The only thing that makes me call part of this building "Gothic" is the angle of the façade fascia, tilted out slightly as opposed to ninety degrees from level. Note the other sheet-metal fix on the lower cornice. The cedar shakes, though old, seem to be doing their job. But then, I never did get inside the building. Hopefully will soon, and will add the interior pics to the blog. I did look in the window, and was amazed to see several skeletons and desiccated bodies of folks waiting on groceries or possibly a stagecoach.
No, NO! That's not true. I didn't get to see the stagecoach waiting room, of course, so I missed those bodies. I did see that the store is pretty intact inside as well, with an L-shaped counter and stock on the shelves. The accoutrement and furnishings look to be period.


 Behind the store, halfway to the barn that sits on the next lot, a large granite boulder leers at those who approach it.

A glacial erratic, this piece of white granite likely came from western Maine or The White Mountains of New Hampshire, where that rock is King.

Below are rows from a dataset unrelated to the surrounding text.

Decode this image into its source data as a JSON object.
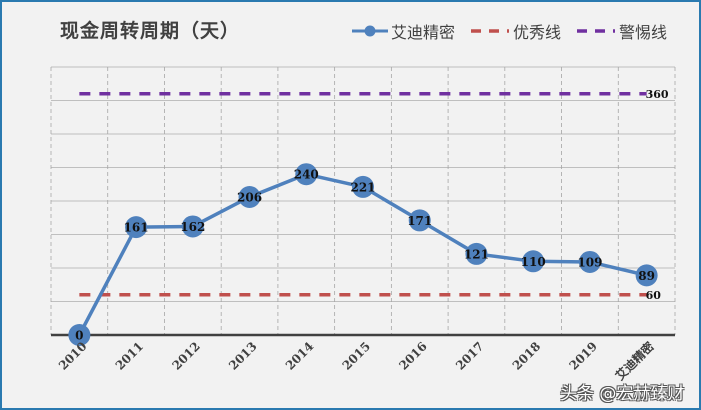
{
  "chart_data": {
    "type": "line",
    "title": "现金周转周期（天）",
    "xlabel": "",
    "ylabel": "",
    "ylim": [
      0,
      400
    ],
    "grid": {
      "horizontal": true,
      "vertical": true,
      "y_step": 50
    },
    "legend_position": "top-right",
    "categories": [
      "2010",
      "2011",
      "2012",
      "2013",
      "2014",
      "2015",
      "2016",
      "2017",
      "2018",
      "2019",
      "艾迪精密"
    ],
    "series": [
      {
        "name": "艾迪精密",
        "style": "solid line with circle markers",
        "color": "#4f81bd",
        "values": [
          0,
          161,
          162,
          206,
          240,
          221,
          171,
          121,
          110,
          109,
          89
        ]
      },
      {
        "name": "优秀线",
        "style": "dashed",
        "color": "#c0504d",
        "values": [
          60,
          60,
          60,
          60,
          60,
          60,
          60,
          60,
          60,
          60,
          60
        ],
        "end_label": "60"
      },
      {
        "name": "警惕线",
        "style": "dashed",
        "color": "#7030a0",
        "values": [
          360,
          360,
          360,
          360,
          360,
          360,
          360,
          360,
          360,
          360,
          360
        ],
        "end_label": "360"
      }
    ]
  },
  "header": {
    "title": "现金周转周期（天）"
  },
  "legend": {
    "items": [
      {
        "label": "艾迪精密",
        "color": "#4f81bd"
      },
      {
        "label": "优秀线",
        "color": "#c0504d"
      },
      {
        "label": "警惕线",
        "color": "#7030a0"
      }
    ]
  },
  "watermark": "头条 @宏赫臻财"
}
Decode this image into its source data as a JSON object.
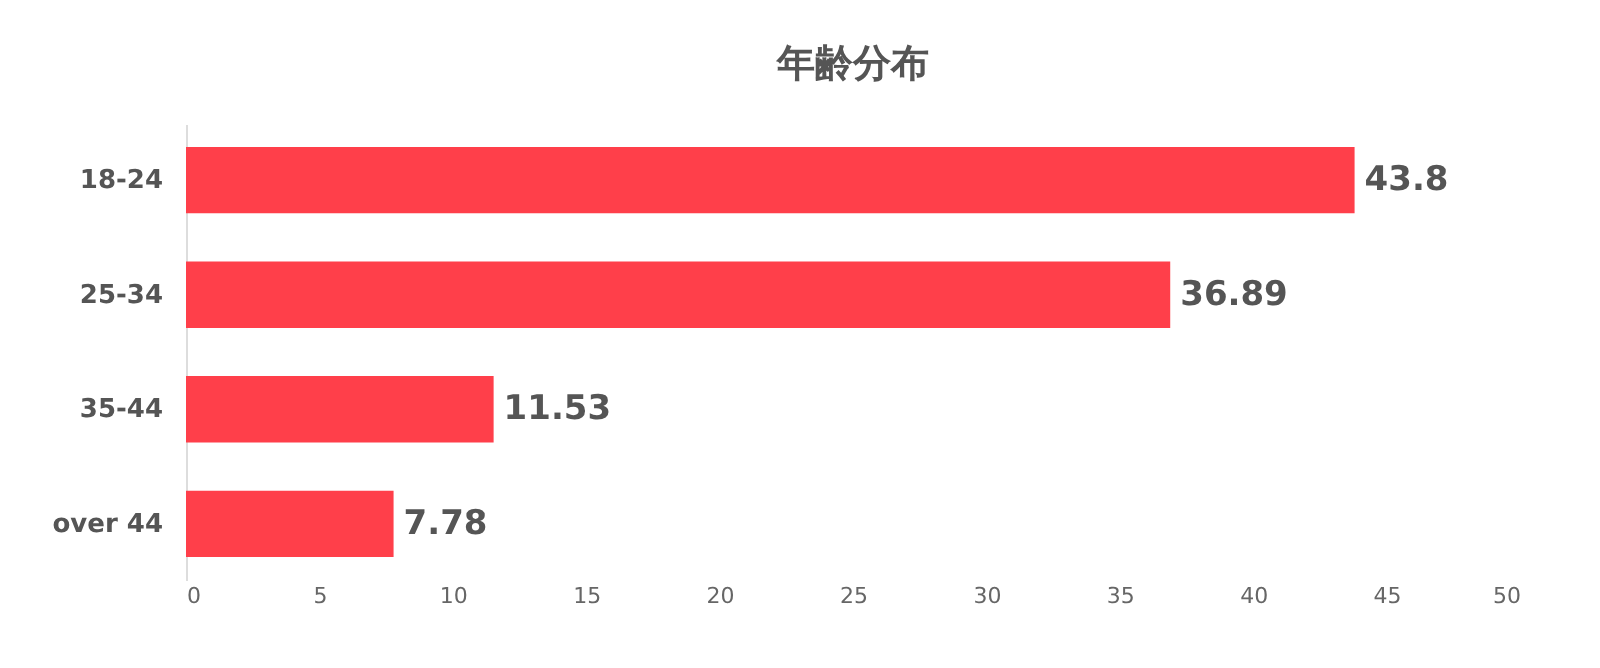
{
  "chart_data": {
    "type": "bar",
    "orientation": "horizontal",
    "title": "年齢分布",
    "categories": [
      "18-24",
      "25-34",
      "35-44",
      "over 44"
    ],
    "values": [
      43.8,
      36.89,
      11.53,
      7.78
    ],
    "color": "#ff3f4a",
    "xlim": [
      0,
      50
    ],
    "xticks": [
      0,
      5,
      10,
      15,
      20,
      25,
      30,
      35,
      40,
      45,
      50
    ],
    "grid": false,
    "data_labels": true
  }
}
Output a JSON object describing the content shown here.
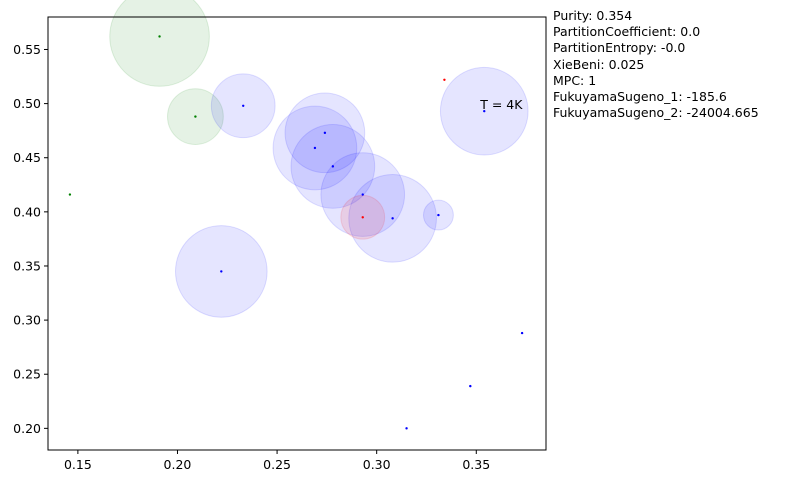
{
  "chart_data": {
    "type": "scatter",
    "title": "",
    "xlabel": "",
    "ylabel": "",
    "xlim": [
      0.135,
      0.385
    ],
    "ylim": [
      0.18,
      0.58
    ],
    "xticks": [
      "0.15",
      "0.20",
      "0.25",
      "0.30",
      "0.35"
    ],
    "xtick_values": [
      0.15,
      0.2,
      0.25,
      0.3,
      0.35
    ],
    "yticks": [
      "0.20",
      "0.25",
      "0.30",
      "0.35",
      "0.40",
      "0.45",
      "0.50",
      "0.55"
    ],
    "ytick_values": [
      0.2,
      0.25,
      0.3,
      0.35,
      0.4,
      0.45,
      0.5,
      0.55
    ],
    "grid": false,
    "colors": {
      "blue": "#0000ff",
      "green": "#008000",
      "red": "#ff0000"
    },
    "points": [
      {
        "x": 0.191,
        "y": 0.562,
        "color": "green",
        "r": 0.025
      },
      {
        "x": 0.209,
        "y": 0.488,
        "color": "green",
        "r": 0.014
      },
      {
        "x": 0.146,
        "y": 0.416,
        "color": "green",
        "r": 0.0
      },
      {
        "x": 0.233,
        "y": 0.498,
        "color": "blue",
        "r": 0.016
      },
      {
        "x": 0.274,
        "y": 0.473,
        "color": "blue",
        "r": 0.02
      },
      {
        "x": 0.269,
        "y": 0.459,
        "color": "blue",
        "r": 0.021
      },
      {
        "x": 0.278,
        "y": 0.442,
        "color": "blue",
        "r": 0.021
      },
      {
        "x": 0.293,
        "y": 0.416,
        "color": "blue",
        "r": 0.021
      },
      {
        "x": 0.308,
        "y": 0.394,
        "color": "blue",
        "r": 0.022
      },
      {
        "x": 0.293,
        "y": 0.395,
        "color": "red",
        "r": 0.011
      },
      {
        "x": 0.331,
        "y": 0.397,
        "color": "blue",
        "r": 0.0075
      },
      {
        "x": 0.354,
        "y": 0.493,
        "color": "blue",
        "r": 0.022
      },
      {
        "x": 0.334,
        "y": 0.522,
        "color": "red",
        "r": 0.0
      },
      {
        "x": 0.222,
        "y": 0.345,
        "color": "blue",
        "r": 0.023
      },
      {
        "x": 0.373,
        "y": 0.288,
        "color": "blue",
        "r": 0.0
      },
      {
        "x": 0.347,
        "y": 0.239,
        "color": "blue",
        "r": 0.0
      },
      {
        "x": 0.315,
        "y": 0.2,
        "color": "blue",
        "r": 0.0
      }
    ],
    "annotation": {
      "text": "T = 4K",
      "x": 0.352,
      "y": 0.495
    }
  },
  "metrics": [
    "Purity: 0.354",
    "PartitionCoefficient: 0.0",
    "PartitionEntropy: -0.0",
    "XieBeni: 0.025",
    "MPC: 1",
    "FukuyamaSugeno_1: -185.6",
    "FukuyamaSugeno_2: -24004.665"
  ]
}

No white granite anywhere in CT, as far as I know. And certainly none in Ledyard, which is mostly mica schist. This fella was left here after the glaciers receded nineteen thousand years ago. A blip in geological time.

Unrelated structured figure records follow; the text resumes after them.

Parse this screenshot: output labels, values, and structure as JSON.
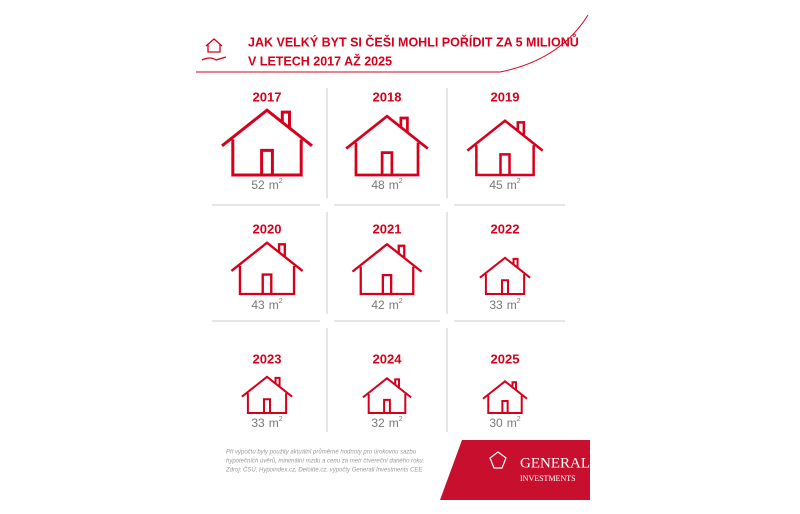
{
  "header": {
    "title_lines": [
      "JAK VELKÝ BYT SI ČEŠI MOHLI POŘÍDIT ZA 5 MILIONŮ",
      "V LETECH 2017 AŽ 2025"
    ]
  },
  "unit": "m",
  "unit_exponent": "2",
  "items": [
    {
      "year": "2017",
      "value": 52
    },
    {
      "year": "2018",
      "value": 48
    },
    {
      "year": "2019",
      "value": 45
    },
    {
      "year": "2020",
      "value": 43
    },
    {
      "year": "2021",
      "value": 42
    },
    {
      "year": "2022",
      "value": 33
    },
    {
      "year": "2023",
      "value": 33
    },
    {
      "year": "2024",
      "value": 32
    },
    {
      "year": "2025",
      "value": 30
    }
  ],
  "footnote": [
    "Při výpočtu byly použity aktuální průměrné hodnoty pro úrokovou sazbu",
    "hypotečních úvěrů, minimální mzdu a cenu za metr čtvereční daného roku.",
    "Zdroj: ČSÚ, Hypoindex.cz, Deloitte.cz, výpočty Generali Investments CEE"
  ],
  "logo": {
    "name": "GENERALI",
    "subtitle": "INVESTMENTS"
  }
}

 The barn is pretty, though it doesn't look as if it gets much use now. I call it a barn, but its real purpose is unknown to me.

 Between the store and the barn, near the leering rock, a well-carved piece of white granite once held a wrought-iron gate. At least, I imagine it did, what with the ironmongery and all.

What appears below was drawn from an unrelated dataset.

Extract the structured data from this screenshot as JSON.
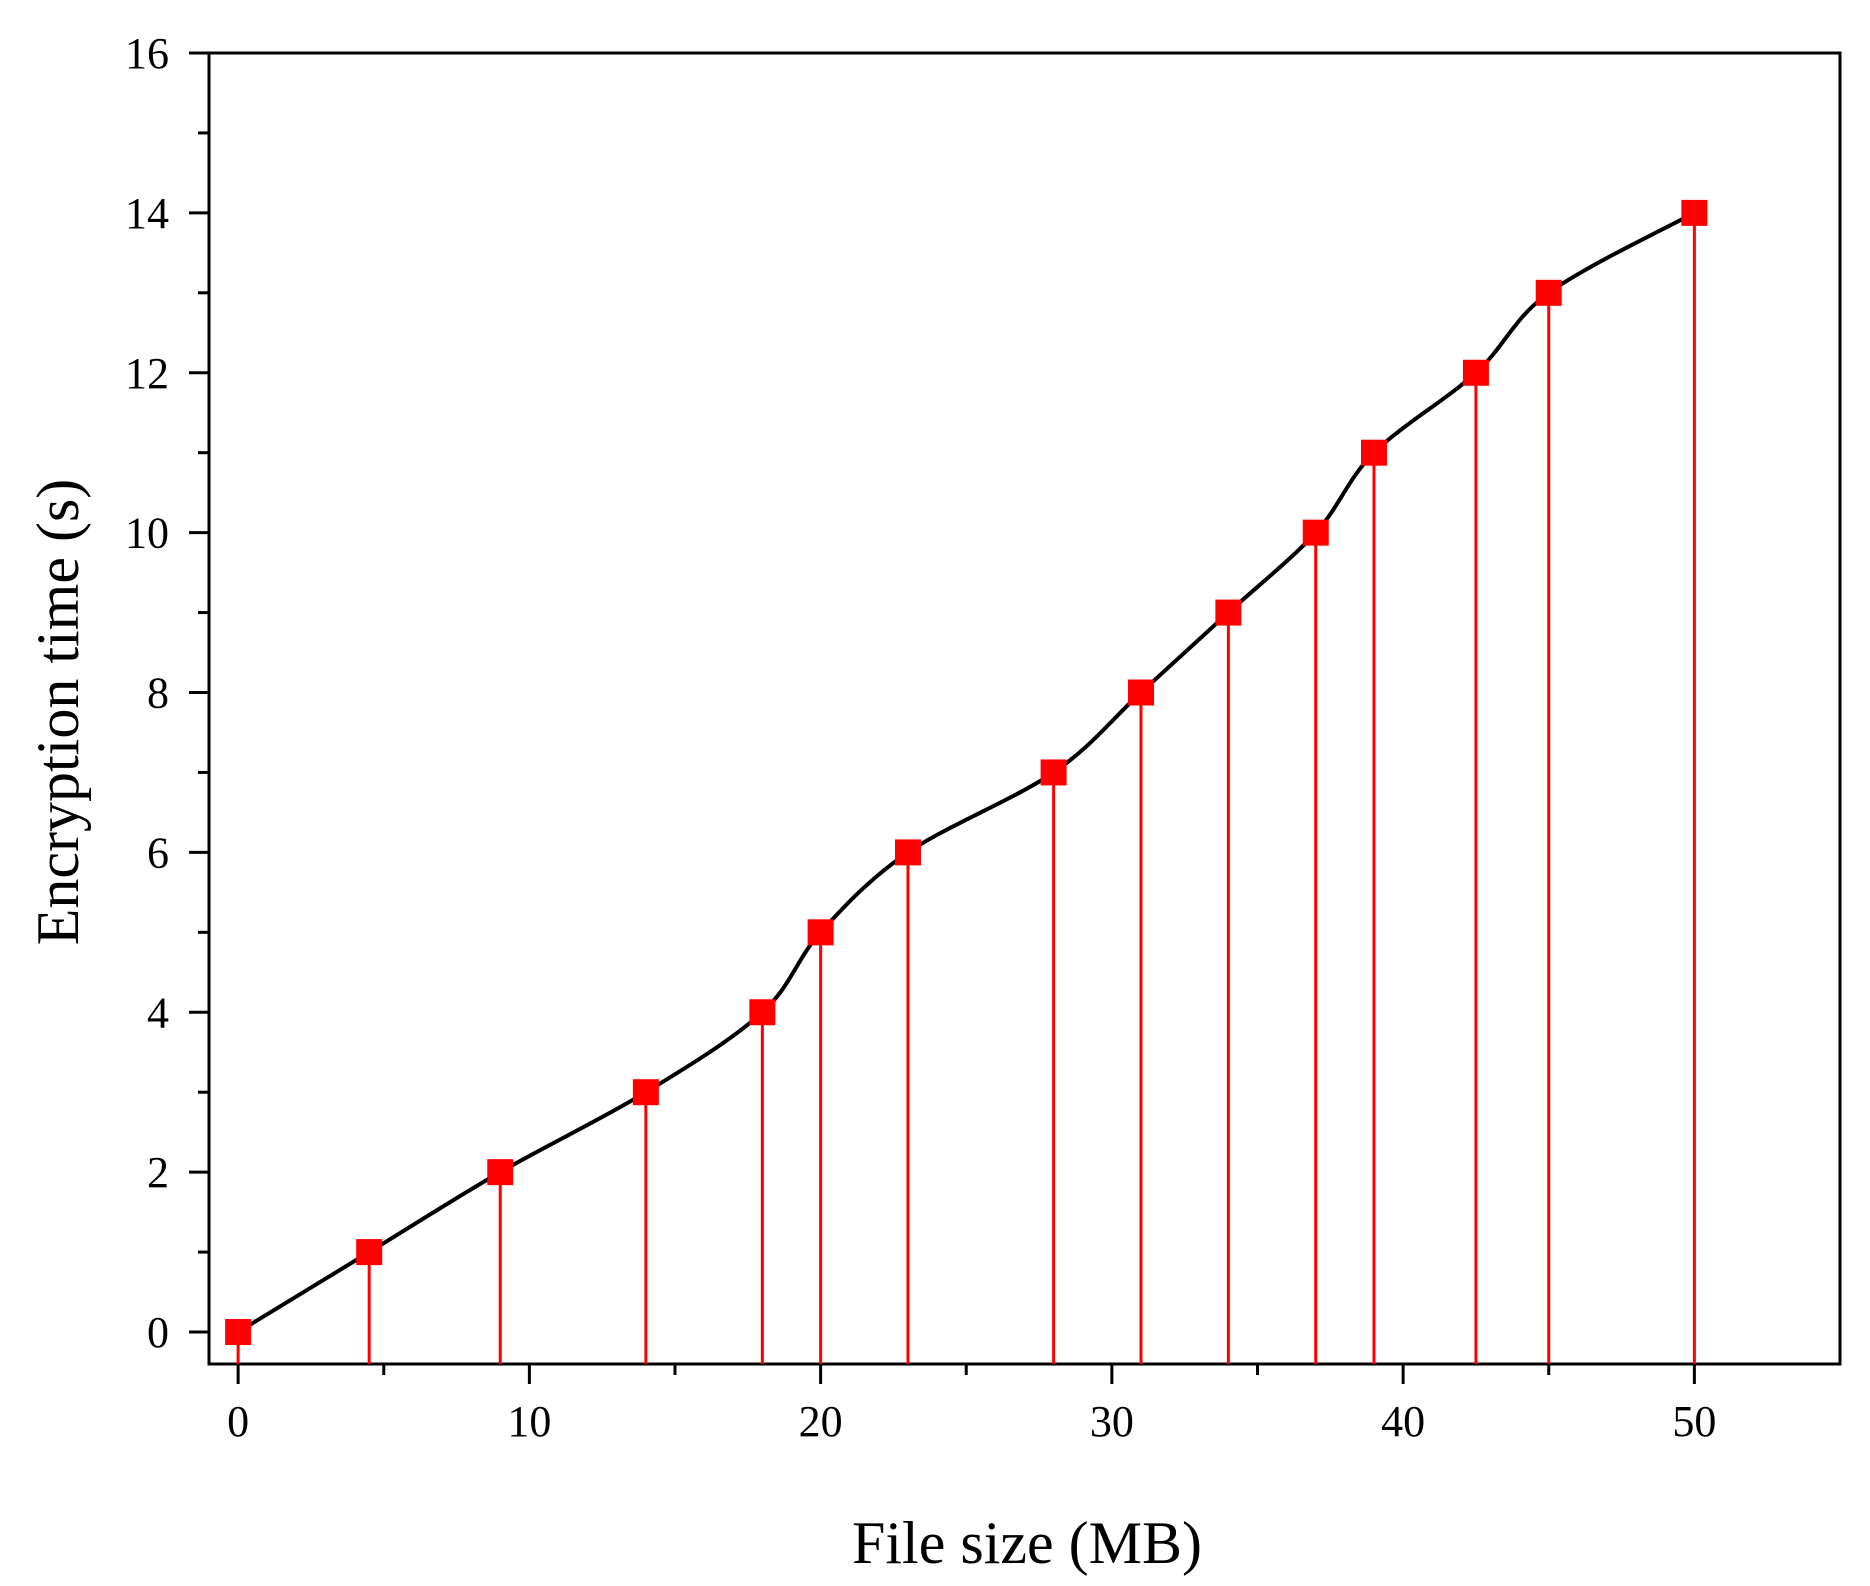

I might be wrong about the white granite being imported; the wall seems to be made of the stuff. Or they hacked these pieces off the leering rock.
There is actually lots of white granite in the state, almost all as rounded cobbles brought in by the glaciers as mentioned above. I've never seen an outcropping around Preston or Ledyard, but there are lots of places I haven't been. And the squared-off blocks in the wall are certainly not cobbles.

 Definitely Gothic lines in the barn's façade, what with the high-pitched roof and the central gable. A little Carpenter Gothic what with the bridgework above the door.

 So why have a door here at all? No sign of stairs, or of a pulley system for getting things up there. This is not a typical barn with a slanted approach, a threshing floor, and a rear door to allow wind to blow through as the grain is threshed, taking away the chaff and leaving the seed. Looks more like a workshop or garage. And why a Dutch-style door that has a top and bottom half?

 And though the lines are gothic, the tilt of the façade fascia present in the store is not repeated here. Ninety degrees , while the eave itself is on the same plane as the roof..

 Another puzzle. The two 90 degree iron brackets look to be installed sideways, as if to hold up a  stove pipe. Possibly the pipe burned the wood above, that also sports a piece of steel sheet metal? If so, why didn't it scorch the crown moulding? Methinks it was used for something else than a pipe support.

 A very fine building. I could have a shop there. If they'd let me.

 Red, now painted black, sporting its new teak grill. Gets a lot of looks. If you see it parked near an old building, I'll be nearby, taking pictures. Stop and say hi.

I have no knowledge of this guy, but he was apparently a Grand Pooh-Bah with the 'Pisple Church (another Arkie colloquialism, no meanness intended). Was he born in the store? No, it wasn't here then. I imagine there was another building there, but there is a fine central-chimney Colonial across the street. As it is someone's home, and not abandoned in the least, I did not picture it here. Leave people in peace, but document the architecture they leave behind. That's my motto.
Hopefully Bishop Seabury will forgive me. It's what Jesus would do.